Memiliki warna yang serupa -merah, hitam, putih, dan hijau- dengan bendera nasional Palestina, irisan buah semangka dijadikan sebagai simbol yang dapat merepresentasikan bendera nasional itu. Praktik penggunaan simbol ini merupakan bentuk protes terhadap pemerintahan Israel yang melarang pengibaran bendera Palestina. Canggihnya kemajuan teknologi informasi, menjadikan simbol irisan buah semangka populer di sejumlah platform media sosial baru-baru ini.
Pada awal tahun 2023, tepatnya bulan Januari lalu, Menteri Keamanan Nasional Israel sayap kanan Itamar Ben-Gvir memberikan instruksi kepada polisi untuk menyita bendera Palestina yang dipasang di ruang publik. Tindakan tersebut diikuti dengan pemungutan suara pada bulan Juni mengenai rancangan undang-undang yang melarang pengibaran bendera Palestina di sejumlah lembaga yang didanai negara, termasuk universitas. Awalnya UU tersebut berhasil, namun kemudian gugur karena pemerintahan Israel bubar.
Dilansir Time, sejatinya penggunaan semangka sebagai simbol dari negara Palestina bukanlah hal yang baru. Praktik ini sudah dilakukan sejak tahun 1967 pada Perang Enam Hari atau Six-Day War, yakni ketika Israel menguasai Tepi Barat dan Gaza serta mencaplok Yerusalem Timur. Pada peperangan itu pula Pemerintahan Israel menjadikan pengibaran bendera Palestina sebagai pelanggaran pidana di Gaza dan Tepi Barat.
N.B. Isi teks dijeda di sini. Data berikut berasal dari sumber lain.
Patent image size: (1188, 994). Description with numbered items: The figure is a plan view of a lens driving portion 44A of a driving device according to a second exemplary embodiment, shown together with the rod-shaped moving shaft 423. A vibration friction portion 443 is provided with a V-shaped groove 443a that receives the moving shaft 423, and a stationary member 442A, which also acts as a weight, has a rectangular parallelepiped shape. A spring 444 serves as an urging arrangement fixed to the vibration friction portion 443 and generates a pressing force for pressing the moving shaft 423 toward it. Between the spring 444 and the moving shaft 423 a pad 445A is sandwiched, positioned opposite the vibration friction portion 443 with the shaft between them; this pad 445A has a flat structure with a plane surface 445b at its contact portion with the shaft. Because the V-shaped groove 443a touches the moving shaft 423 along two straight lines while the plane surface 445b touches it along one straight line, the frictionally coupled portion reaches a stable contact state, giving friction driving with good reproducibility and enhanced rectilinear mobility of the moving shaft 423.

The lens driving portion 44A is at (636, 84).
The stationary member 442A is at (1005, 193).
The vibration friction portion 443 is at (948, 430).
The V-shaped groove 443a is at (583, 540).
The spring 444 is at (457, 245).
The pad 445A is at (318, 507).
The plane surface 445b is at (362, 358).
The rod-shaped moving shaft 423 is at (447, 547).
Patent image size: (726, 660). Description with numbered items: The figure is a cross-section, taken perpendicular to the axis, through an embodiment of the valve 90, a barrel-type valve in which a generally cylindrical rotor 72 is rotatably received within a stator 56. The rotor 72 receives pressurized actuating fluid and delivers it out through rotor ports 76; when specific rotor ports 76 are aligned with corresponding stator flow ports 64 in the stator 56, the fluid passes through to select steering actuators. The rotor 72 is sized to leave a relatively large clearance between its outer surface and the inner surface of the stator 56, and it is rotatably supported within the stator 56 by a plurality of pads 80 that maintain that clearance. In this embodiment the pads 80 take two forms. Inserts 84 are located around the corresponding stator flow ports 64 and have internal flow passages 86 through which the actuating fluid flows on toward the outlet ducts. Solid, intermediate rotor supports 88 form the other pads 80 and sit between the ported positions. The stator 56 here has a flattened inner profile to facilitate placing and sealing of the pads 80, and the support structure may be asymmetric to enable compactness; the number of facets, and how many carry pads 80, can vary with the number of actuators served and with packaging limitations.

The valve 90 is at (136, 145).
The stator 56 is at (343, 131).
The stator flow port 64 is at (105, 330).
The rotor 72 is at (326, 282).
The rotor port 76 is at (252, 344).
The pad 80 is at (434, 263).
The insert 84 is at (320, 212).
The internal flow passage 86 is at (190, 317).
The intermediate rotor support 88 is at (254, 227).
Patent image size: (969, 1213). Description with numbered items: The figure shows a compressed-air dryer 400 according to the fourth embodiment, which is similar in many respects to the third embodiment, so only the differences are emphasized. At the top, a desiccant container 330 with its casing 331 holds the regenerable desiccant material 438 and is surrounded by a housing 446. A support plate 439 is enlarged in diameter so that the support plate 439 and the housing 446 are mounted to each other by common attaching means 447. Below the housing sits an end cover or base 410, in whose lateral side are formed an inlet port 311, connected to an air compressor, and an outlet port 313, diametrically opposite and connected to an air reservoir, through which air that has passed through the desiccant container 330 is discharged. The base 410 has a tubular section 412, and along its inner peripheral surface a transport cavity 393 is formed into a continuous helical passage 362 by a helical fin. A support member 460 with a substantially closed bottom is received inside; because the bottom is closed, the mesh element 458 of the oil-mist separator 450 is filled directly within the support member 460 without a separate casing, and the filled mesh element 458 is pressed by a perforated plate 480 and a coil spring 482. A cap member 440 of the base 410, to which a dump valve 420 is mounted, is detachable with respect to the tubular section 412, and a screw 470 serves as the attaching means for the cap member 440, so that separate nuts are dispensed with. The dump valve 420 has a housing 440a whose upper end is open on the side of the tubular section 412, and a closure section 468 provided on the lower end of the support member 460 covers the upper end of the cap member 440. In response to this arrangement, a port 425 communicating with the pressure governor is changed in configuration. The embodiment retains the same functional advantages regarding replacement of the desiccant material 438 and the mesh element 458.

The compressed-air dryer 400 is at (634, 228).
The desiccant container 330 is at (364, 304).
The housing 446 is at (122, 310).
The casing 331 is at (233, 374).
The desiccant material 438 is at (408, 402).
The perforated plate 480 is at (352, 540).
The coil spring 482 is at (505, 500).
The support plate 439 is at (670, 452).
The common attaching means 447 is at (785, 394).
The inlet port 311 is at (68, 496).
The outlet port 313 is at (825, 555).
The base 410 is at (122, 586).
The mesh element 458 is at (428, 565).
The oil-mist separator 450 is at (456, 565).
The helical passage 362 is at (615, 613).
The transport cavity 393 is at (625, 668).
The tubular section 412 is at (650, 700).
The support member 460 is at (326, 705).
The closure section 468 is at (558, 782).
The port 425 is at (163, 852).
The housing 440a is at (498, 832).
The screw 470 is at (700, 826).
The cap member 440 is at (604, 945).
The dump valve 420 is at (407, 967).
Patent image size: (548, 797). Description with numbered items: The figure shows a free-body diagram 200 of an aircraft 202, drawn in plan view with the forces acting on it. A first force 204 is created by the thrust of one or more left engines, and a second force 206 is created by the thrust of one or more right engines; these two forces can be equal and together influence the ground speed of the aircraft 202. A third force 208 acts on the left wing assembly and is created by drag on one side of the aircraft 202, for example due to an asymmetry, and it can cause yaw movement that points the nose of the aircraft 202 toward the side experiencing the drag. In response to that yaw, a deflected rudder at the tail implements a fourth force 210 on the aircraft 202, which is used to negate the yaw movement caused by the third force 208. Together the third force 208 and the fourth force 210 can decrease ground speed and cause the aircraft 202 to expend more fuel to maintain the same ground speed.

Untuk menghindari larangan yang ditetapkan oleh pemerintahan Israel itu, warga Palestina kemudian menjadikan irisan buah semangka sebagai simbol dari bendera nasional mereka. Mengetahui kabar tersebut dengan cepat, pemerintah Israel kemudian menindak tegas praktik tersebut. Pameran seniman terkemuka Palestina, Sliman Mansour dan rekan-rekan seniman lainnya ditutup lantaran dianggap memuat unsur politik. Bukan hanya bendera Palestina yang tidak diperbolehkan, tapi apa pun yang memiliki kombinasi warna serupa dengan warna bendera nasional itu juga dilarang total.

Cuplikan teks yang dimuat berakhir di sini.